Duran, Tugce; Bilgel, Murat S.; An, Yang; Kandala, Sri; Davatzikos, Christos A.; Landman, Bennett Allan; Erus, Guray; Moghekar, Abhay R.; Ferrucci, Luigi G.; Walker, Keenan A.; & Resnick, Susan M. (2026). An MRI-based macro- and microstructural neuroimaging-wide association study of subsequent cognitive impairment. Alzheimer’s and Dementia, 22(2), e71135. https://doi.org/10.1002/alz.71135
This study followed cognitively normal adults over time to determine which magnetic resonance imaging (MRI) biomarkers best predict future cognitive impairment. Researchers examined 154 different MRI-based measurements in 509 participants from the Baltimore Longitudinal Study of Aging who were age 50 or older and cognitively normal at the start of the study. Participants underwent repeated cognitive testing and 3 Tesla (3T) MRI scans, including T1- and T2-weighted imaging to assess brain structure and diffusion tensor imaging (DTI) to measure white matter microstructural integrity. The analyses accounted for factors such as age and other confounders and also examined differences by sex and amyloid beta (Aβ) status, a biological marker associated with Alzheimer’s disease.
Over an average follow-up of 4.6 years, individuals who later developed cognitive impairment showed greater declines in white matter integrity compared to those who remained cognitively stable. These changes were especially pronounced in major white matter tracts, including the corpus callosum, cingulum bundle, and inferior fronto-occipital fasciculus, which are pathways that connect different brain regions. To a lesser extent, thinning and atrophy in the temporal lobe were also linked to later impairment. The associations between brain changes and future cognitive decline were stronger in men and in individuals who were amyloid-positive.

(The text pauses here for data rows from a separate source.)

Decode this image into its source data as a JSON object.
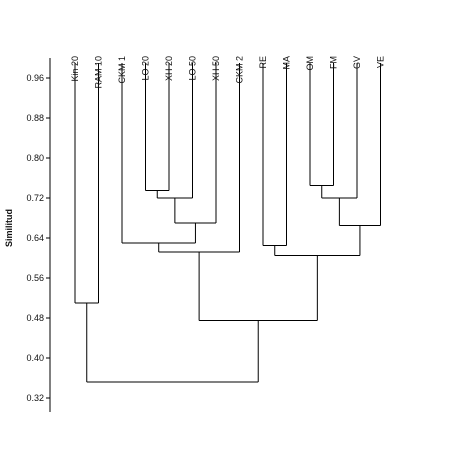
{
  "chart_data": {
    "type": "dendrogram",
    "title": "",
    "ylabel": "Similitud",
    "ylim": [
      0.3,
      1.0
    ],
    "yticks": [
      0.32,
      0.4,
      0.48,
      0.56,
      0.64,
      0.72,
      0.8,
      0.88,
      0.96
    ],
    "leaves": [
      "Kin 20",
      "RAM 10",
      "CKM 1",
      "LO 20",
      "XH 20",
      "LO 50",
      "XH 50",
      "CKM 2",
      "RE",
      "MA",
      "OM",
      "FM",
      "GV",
      "VE"
    ],
    "merges": [
      {
        "id": "m1",
        "children": [
          "LO 20",
          "XH 20"
        ],
        "similarity": 0.735
      },
      {
        "id": "m2",
        "children": [
          "m1",
          "LO 50"
        ],
        "similarity": 0.72
      },
      {
        "id": "m3",
        "children": [
          "m2",
          "XH 50"
        ],
        "similarity": 0.67
      },
      {
        "id": "m4",
        "children": [
          "CKM 1",
          "m3"
        ],
        "similarity": 0.63
      },
      {
        "id": "m5",
        "children": [
          "m4",
          "CKM 2"
        ],
        "similarity": 0.612
      },
      {
        "id": "m6",
        "children": [
          "OM",
          "FM"
        ],
        "similarity": 0.745
      },
      {
        "id": "m7",
        "children": [
          "m6",
          "GV"
        ],
        "similarity": 0.72
      },
      {
        "id": "m8",
        "children": [
          "m7",
          "VE"
        ],
        "similarity": 0.665
      },
      {
        "id": "m9",
        "children": [
          "RE",
          "MA"
        ],
        "similarity": 0.625
      },
      {
        "id": "m10",
        "children": [
          "m9",
          "m8"
        ],
        "similarity": 0.605
      },
      {
        "id": "m11",
        "children": [
          "m5",
          "m10"
        ],
        "similarity": 0.475
      },
      {
        "id": "m12",
        "children": [
          "Kin 20",
          "RAM 10"
        ],
        "similarity": 0.51
      },
      {
        "id": "m13",
        "children": [
          "m12",
          "m11"
        ],
        "similarity": 0.352
      }
    ]
  }
}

Overall, the findings suggest that early changes in white matter microstructure, as measured by DTI, are particularly sensitive indicators of future mild cognitive impairment (MCI) and dementia. Certain MRI metrics may therefore be especially useful for identifying risk in people who are still cognitively normal.
FIGURE 1
Study overview. Participants were selected from the BLSA neuroimaging substudy based on cognitively normal (CN) status and age 50 or older at baseline. The study data included longitudinal cognitive assessments, clinical diagnoses (Dx), 3T magnetic resonance imaging scans, and baseline plasma biomarkers related to Alzheimer’s disease and related dementias, specifically amyloid beta 42/40, collected between 2008 and 2019. The subsequently impaired (SI) group (also CN at baseline) included individuals who later developed mild cognitive impairment (MCI) or dementia or were “Impaired, not MCI/dementia.” Impairment onset dates ranged from 2012 to 2019 (≈1- to 9-year interval).